Graph theory and combinatorics, once exotic electives in the curriculum, are now requirements in many programs. Indeed, there are those who would start mathematics degree programs with a study of discrete mathematics rather than the traditional calculus. We will consider topics drawn from elementary combinatorics, modular arithmetic, recursion, and graph theory. We will also consider infinite sets for the exposure to additional methods of proof, and because the introduction of set theory to mathematics was a very significant moment in its development. Notes will be furnished on topics such as the following:
- Combinations and permutations and their applications
- Recurrence relations
- The principle of mathematical induction
- Graph theory
- Fibonacci numbers
- Modular arithmetic
- Combinatorial proof
- Cantor's theorems on infinite sets
Concepts of Modern Physics | Our intuition of the world is based on our everyday experience of it. When we judge whether an idea seems reasonable or not, we are usually unconsciously comparing it with how well it matches this everyday intuition. But when we try to extrapolate to vast or to tiny distances, or to very high speeds, very often this intuition fails us. There are properties of the physical world that can remain hidden from us until we have the means to observe nature more finely.

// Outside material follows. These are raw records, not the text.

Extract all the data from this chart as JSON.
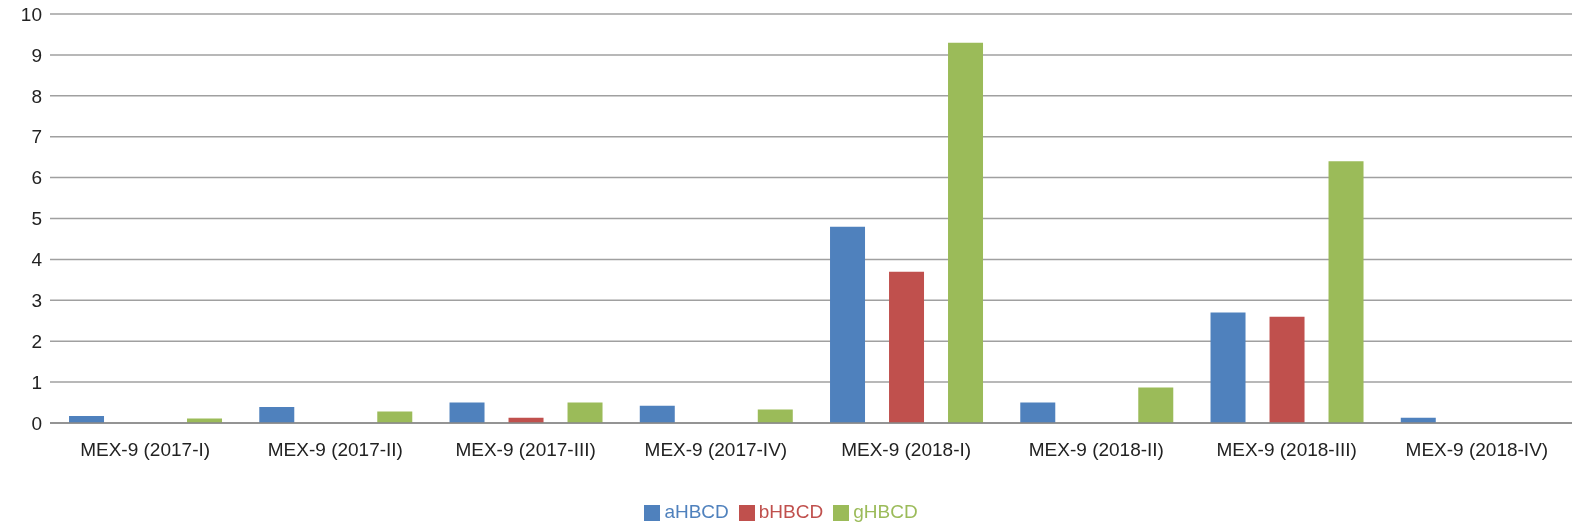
{
  "chart_data": {
    "type": "bar",
    "categories": [
      "MEX-9 (2017-I)",
      "MEX-9 (2017-II)",
      "MEX-9 (2017-III)",
      "MEX-9 (2017-IV)",
      "MEX-9 (2018-I)",
      "MEX-9 (2018-II)",
      "MEX-9 (2018-III)",
      "MEX-9 (2018-IV)"
    ],
    "series": [
      {
        "name": "aHBCD",
        "color": "#4f81bd",
        "values": [
          0.17,
          0.39,
          0.5,
          0.42,
          4.8,
          0.5,
          2.7,
          0.13
        ]
      },
      {
        "name": "bHBCD",
        "color": "#c0504d",
        "values": [
          null,
          null,
          0.13,
          null,
          3.7,
          null,
          2.6,
          null
        ]
      },
      {
        "name": "gHBCD",
        "color": "#9bbb59",
        "values": [
          0.11,
          0.28,
          0.5,
          0.33,
          9.3,
          0.87,
          6.4,
          null
        ]
      }
    ],
    "ylim": [
      0,
      10
    ],
    "yticks": [
      0,
      1,
      2,
      3,
      4,
      5,
      6,
      7,
      8,
      9,
      10
    ],
    "grid": "y",
    "legend": "bottom"
  }
}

This course introduces the special theory of relativity. Much that at first might appear strange and unintuitive in this theory only seems so because a simple extrapolation of the mechanical laws of nature fails at speeds close to the speed at which light travels. However there is really nothing at all strange about special relativity. It follows a logical set of rules, and everything in it is sensible and consistent. There are no paradoxes or inconsistencies as long as we view things in the right way. As this theory becomes more and more familiar to you, it will no longer seem so strange at all. In time it will become for you a part of a broader and truer intuition of the natural world.